Three weeks later, Gabrielle put into effect a most dramatic response to the announcement of war: she closed down her couture house and laid off most of the workforce. Only the boutique at 31 rue Cambon would remain open, selling the perfumes and jewelry. Gabrielle was now almost unanimously reviled. Many of her workers believed her decision was in retaliation for their strike action in 1936; others felt that she was deserting her “responsibilities.” Some in Paris whispered that she had felt eclipsed by Schiaparelli. Speaking of the plight of her workforce, the trade union tried to dissuade her. When this failed, they appealed to her sense of responsibility to her customers. Gabrielle remained adamant. After a few weeks, the government stepped in and begged her: would she not work “for the prestige of Paris?” She said that no one could make her work against her will. She would not reopen the House of Chanel.

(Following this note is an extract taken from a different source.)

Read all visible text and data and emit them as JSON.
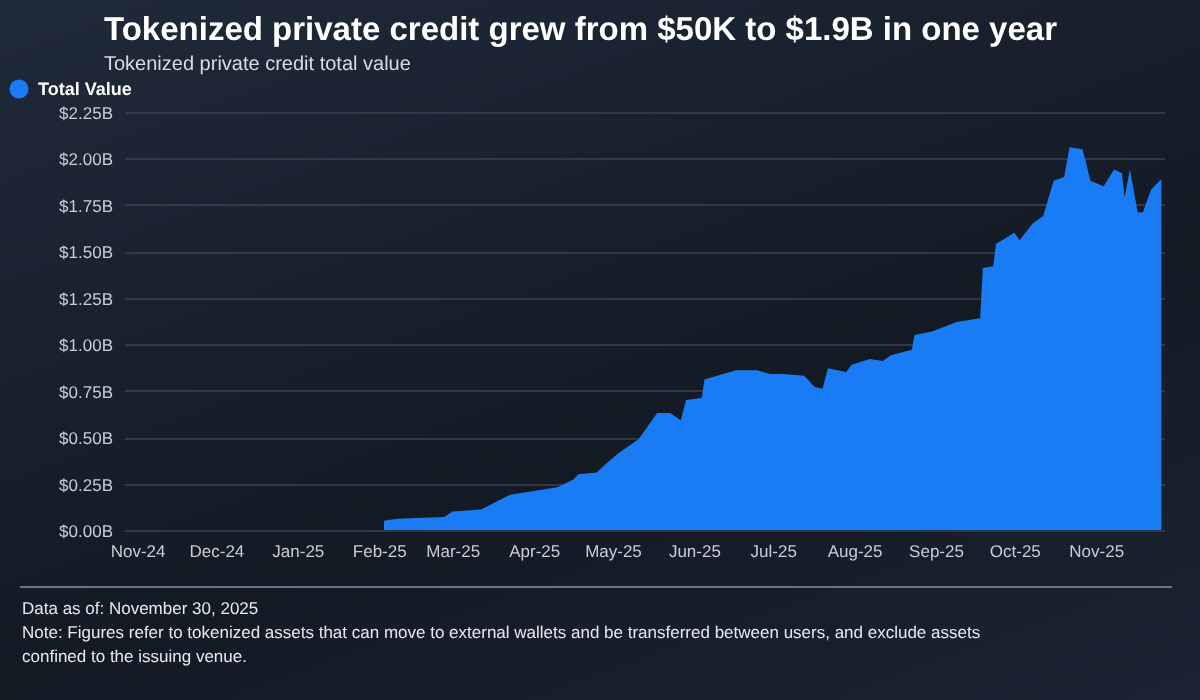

It has been said that having profited from the last war, Gabrielle had decided against it in this one to atone for her guilt. More convincing is her occasional comment that while making her name in the last war, she didn’t feel there would be a
place for fashion in this one. She intended tidying up the loose ends of her business, and whenever the hostilities ended, would move on to something else: “I had the feeling that we had reached the end of an era. And that no one would ever make dresses again. [She was referring to haute couture.]2
Gabrielle was no longer young, but her intuitions were still remarkably accurate. With hindsight, one can see that the war was indeed to strike the death knell for the great tradition of haute couture. From the monastery at Solesmes, meanwhile, her friend Pierre Reverdy wrote approvingly of her actions, saying, “The point in life . . . is to find equilibrium in what is inherently unstable.”3
While soldiers from opposing armies faced one another across the Rhine, Gabrielle heard from her nephew that he was in the first line of defense. Gabrielle now set about severing all but two or three links with her past: she wrote to her brothers, Lucien and Alphonse, saying that she could no longer support them as she had done. She said, “You cannot count on me for anything as long as circumstances stay the way they are.” Lucien was touched by her plight and wrote offering her some of his savings. Gabrielle was, of course, still very rich and had no need of them.